La réintégration, à effet rétroactif, de ces demandeurs d'emploi dans le régime d'assurance chômage prive de tout fondement juridique le versement de ces allocations de solidarité. Le code du travail est en effet clair sur ce point : ce versement ne peut intervenir qu'au profit de personnes ayant épuisé leur droit à l'allocation d'assurance. Mais il ne prévoit pas de procédure de répétition de l'indu qui permettrait de récupérer les sommes versées, que l'on peut évaluer à environ 86 millions d'euros.

L'article 2 de la proposition de loi vise à permettre cette restitution, en autorisant les ASSEDIC à effectuer une compensation entre le reliquat d'allocation chômage dû aux assurés et les sommes perçues désormais sans fondement au titre des allocations de solidarité.

Il est toutefois exclu d'exiger un remboursement de la part des demandeurs d'emploi lorsque les sommes versées au titre de la solidarité sont supérieures au reliquat d'allocation chômage qui leur est dû.

Une convention à négocier entre l'État et l'UNEDIC fixera les conditions de reversement au budget de l'État des sommes ainsi récupérées.

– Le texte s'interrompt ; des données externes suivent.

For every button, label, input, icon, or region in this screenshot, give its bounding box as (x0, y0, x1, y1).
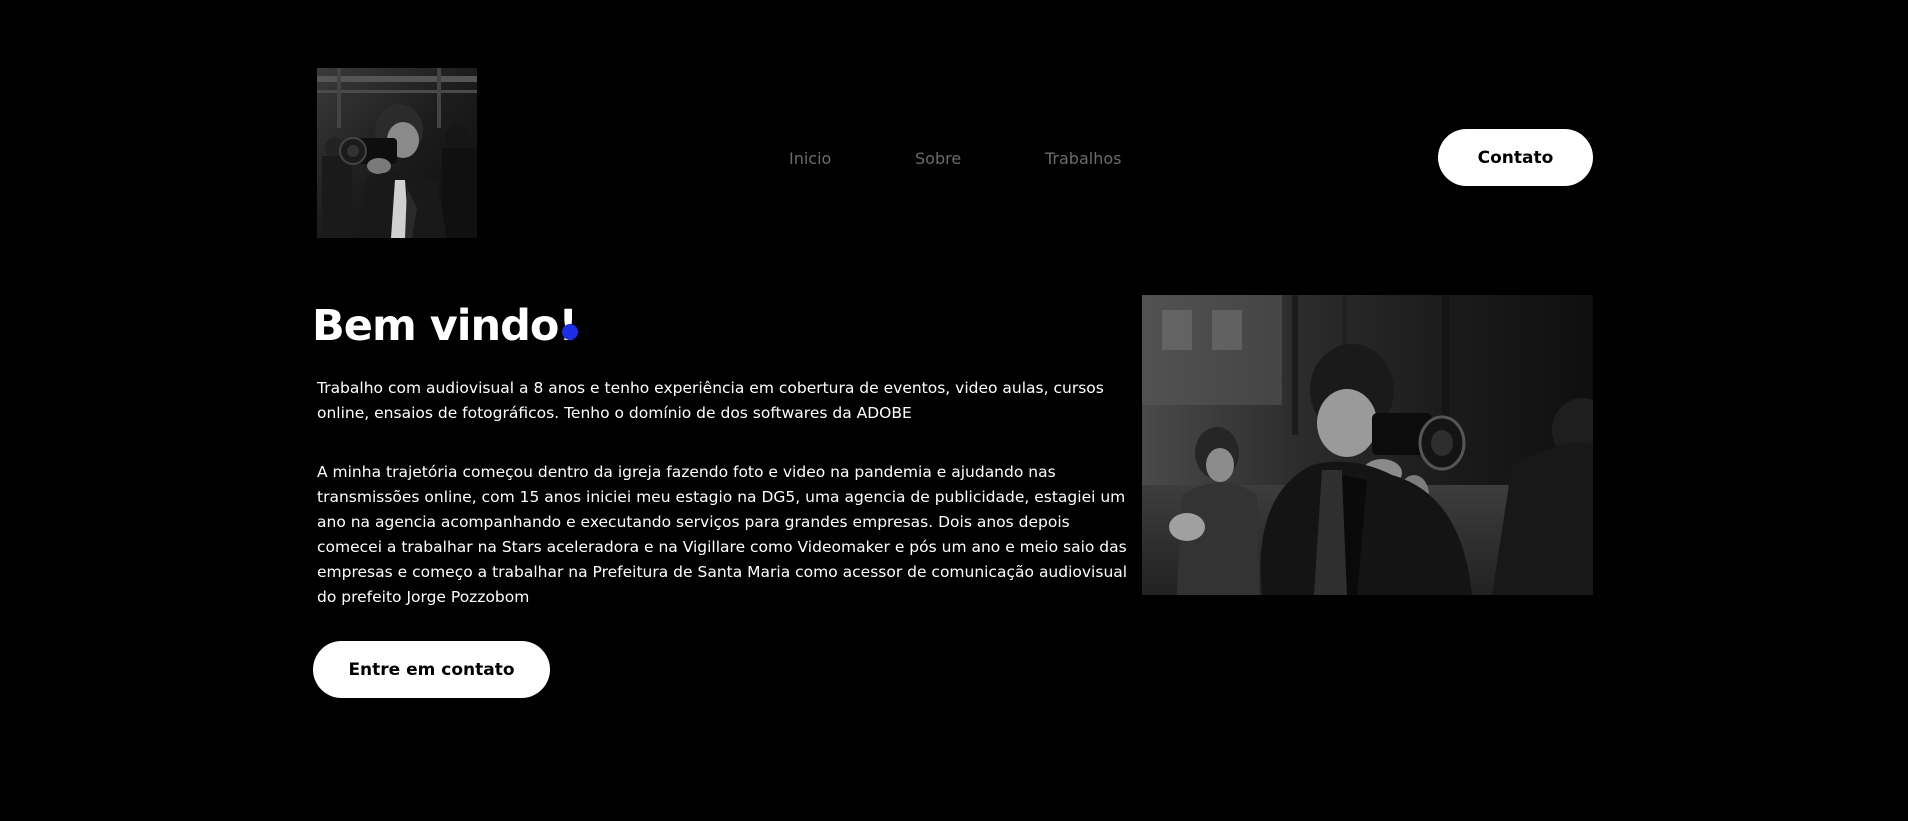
nav-link-inicio[interactable]: Inicio (789, 149, 831, 168)
contact-button[interactable]: Contato (1438, 129, 1593, 186)
logo-photo-image (317, 68, 477, 238)
nav-link-sobre[interactable]: Sobre (915, 149, 961, 168)
accent-dot (562, 324, 578, 340)
intro-paragraph: Trabalho com audiovisual a 8 anos e tenh… (317, 379, 1104, 422)
cta-contact-button[interactable]: Entre em contato (313, 641, 550, 698)
hero-photo-image (1142, 295, 1593, 595)
history-paragraph: A minha trajetória começou dentro da igr… (317, 463, 1128, 606)
nav-link-trabalhos[interactable]: Trabalhos (1045, 149, 1121, 168)
page-title: Bem vindo! (312, 301, 578, 351)
hero-photo (1142, 295, 1593, 595)
logo-photo[interactable] (317, 68, 477, 238)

II - La position de votre commission

La décision du Gouvernement de réintégrer les « recalculés » dans le régime d'assurance chômage apparaît équitable : beaucoup de demandeurs d'emplois pensaient, de bonne foi, avoir acquis un droit à une certaine durée d'indemnisation et ont durement ressenti le fait d'être brutalement privés de leur allocation.

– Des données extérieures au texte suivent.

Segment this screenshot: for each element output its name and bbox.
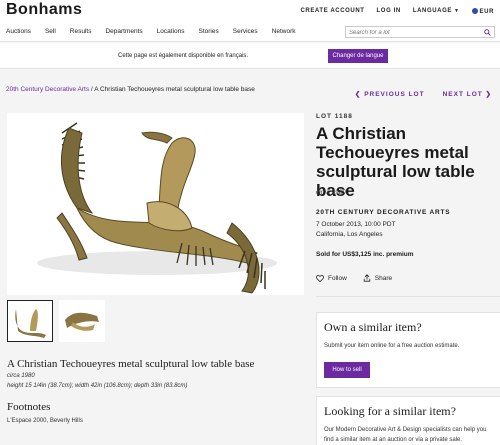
- details-circa: circa 1980: [7, 373, 35, 379]
- sculpture-image: [37, 122, 277, 294]
- footnotes-heading: Footnotes: [7, 401, 51, 413]
- own-similar-card: Own a similar item? Submit your item onl…: [316, 312, 500, 388]
- chevron-left-icon: ❮: [354, 91, 365, 98]
- language-banner-text: Cette page est également disponible en f…: [118, 53, 249, 59]
- image-thumbnails: [7, 300, 105, 342]
- search-box: [345, 26, 495, 38]
- lot-navigation: ❮ PREVIOUS LOT NEXT LOT ❯: [355, 90, 492, 98]
- nav-item-stories[interactable]: Stories: [199, 28, 219, 35]
- how-to-sell-button[interactable]: How to sell: [324, 362, 370, 378]
- details-dimensions: height 15 1/4in (38.7cm); width 42in (10…: [7, 383, 188, 389]
- nav-items: Auctions Sell Results Departments Locati…: [6, 28, 296, 35]
- details-title: A Christian Techoueyres metal sculptural…: [7, 358, 255, 370]
- language-banner: Cette page est également disponible en f…: [0, 43, 500, 69]
- nav-item-auctions[interactable]: Auctions: [6, 28, 31, 35]
- thumbnail-1[interactable]: [7, 300, 53, 342]
- looking-similar-heading: Looking for a similar item?: [324, 404, 456, 418]
- footnote-text: L'Espace 2000, Beverly Hills: [7, 418, 83, 424]
- top-bar: Bonhams CREATE ACCOUNT LOG IN LANGUAGE ▼ …: [0, 0, 500, 22]
- chevron-down-icon: ▼: [453, 8, 460, 14]
- own-similar-text: Submit your item online for a free aucti…: [324, 343, 460, 349]
- previous-lot-link[interactable]: ❮ PREVIOUS LOT: [355, 90, 425, 98]
- search-input[interactable]: [349, 28, 479, 37]
- chevron-right-icon: ❯: [482, 91, 492, 98]
- share-button[interactable]: Share: [363, 274, 392, 282]
- looking-similar-card: Looking for a similar item? Our Modern D…: [316, 396, 500, 445]
- sale-department[interactable]: 20TH CENTURY DECORATIVE ARTS: [316, 209, 450, 216]
- lot-circa: circa 1980: [316, 189, 346, 196]
- login-link[interactable]: LOG IN: [377, 8, 401, 15]
- breadcrumb: 20th Century Decorative Arts / A Christi…: [6, 86, 255, 93]
- language-selector[interactable]: LANGUAGE ▼: [413, 8, 460, 15]
- sale-location: California, Los Angeles: [316, 231, 383, 238]
- thumbnail-2[interactable]: [59, 300, 105, 342]
- change-language-button[interactable]: Changer de langue: [328, 49, 388, 63]
- nav-item-locations[interactable]: Locations: [157, 28, 185, 35]
- breadcrumb-current: A Christian Techoueyres metal sculptural…: [94, 86, 255, 93]
- eu-flag-icon: [471, 8, 478, 14]
- divider: [316, 296, 500, 297]
- nav-item-services[interactable]: Services: [233, 28, 258, 35]
- next-lot-link[interactable]: NEXT LOT ❯: [443, 90, 492, 98]
- follow-button[interactable]: Follow: [316, 274, 347, 282]
- own-similar-heading: Own a similar item?: [324, 320, 422, 334]
- nav-item-sell[interactable]: Sell: [45, 28, 56, 35]
- nav-item-departments[interactable]: Departments: [105, 28, 142, 35]
- follow-label: Follow: [328, 274, 347, 282]
- lot-actions: Follow Share: [316, 274, 392, 282]
- create-account-link[interactable]: CREATE ACCOUNT: [300, 8, 364, 15]
- account-links: CREATE ACCOUNT LOG IN LANGUAGE ▼ EUR: [300, 8, 494, 15]
- previous-lot-label: PREVIOUS LOT: [364, 91, 425, 98]
- search-icon[interactable]: [484, 29, 491, 36]
- breadcrumb-separator: /: [90, 86, 93, 93]
- share-label: Share: [374, 274, 393, 282]
- sold-price: Sold for US$3,125 inc. premium: [316, 251, 414, 258]
- breadcrumb-category[interactable]: 20th Century Decorative Arts: [6, 86, 89, 93]
- nav-item-results[interactable]: Results: [70, 28, 92, 35]
- thumbnail-image: [15, 309, 46, 338]
- sale-date: 7 October 2013, 10:00 PDT: [316, 221, 396, 228]
- share-icon: [363, 274, 370, 282]
- currency-selector[interactable]: EUR: [471, 8, 494, 15]
- nav-item-network[interactable]: Network: [272, 28, 296, 35]
- heart-icon: [316, 274, 324, 282]
- lot-number: LOT 1188: [316, 113, 353, 120]
- looking-similar-text: Our Modern Decorative Art & Design speci…: [324, 427, 487, 443]
- currency-label: EUR: [479, 9, 494, 15]
- bonhams-logo[interactable]: Bonhams: [6, 1, 82, 19]
- language-label: LANGUAGE: [412, 8, 452, 14]
- main-lot-image[interactable]: [7, 113, 304, 295]
- main-nav: Auctions Sell Results Departments Locati…: [0, 22, 500, 42]
- thumbnail-image: [65, 312, 99, 331]
- next-lot-label: NEXT LOT: [442, 91, 483, 98]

Il n'est cependant pas justifié que les allocataires rétablis dans leurs droits conservent parallèlement le bénéfice d'allocations de solidarité qu'ils n'auraient in fine pas dû recevoir. Ce cumul serait d'ailleurs contraire aux dispositions susmentionnées du code du travail.

Ne pas procéder à la récupération romprait l'égalité entre les allocataires « recalculés » et les autres demandeurs d'emploi indemnisés, car seuls les premiers bénéficieraient à la fois d'une allocation chômage et d'une allocation de solidarité. Par ailleurs, soucieuse d'une bonne gestion des deniers publics, votre commission ne peut qu'approuver le principe d'un reversement au budget de l'État de prestations sociales indûment perçues. Peut-être serait-il judicieux à cet égard d'introduire dans notre code du travail une procédure de répétition de l'indu pour les allocations de solidarité versées aux travailleurs privés d'emploi, afin d'éviter à l'avenir ce type d'intervention circonstancielle de la part du législateur.

Votre commission souhaite toutefois apporter un amendement de précision à cet article. En effet, le deuxième alinéa de l'article L. 351-10-1 du code du travail prévoit que l'allocation équivalent retraite peut être cumulée avec l'allocation d'assurance chômage lorsque celle-ci ne permet pas à son bénéficiaire d'atteindre un certain niveau de revenu, actuellement fixé à 877 euros par mois. L'actuelle rédaction de la proposition de loi pourrait laisser croire que l'intention du législateur est d'autoriser la récupération des prestations versées en application de cette disposition. Il vous est donc proposé de préciser que la récupération n'interviendra que lorsque le rétablissement des allocataires dans le régime d'assurance chômage prive de fondement légal les allocations de solidarité qu'ils ont perçues.

Votre commission vous propose d'adopter cet article ainsi amendé et vous demande d'adopter la présente proposition de loi dans la rédaction qu'elle vous soumet.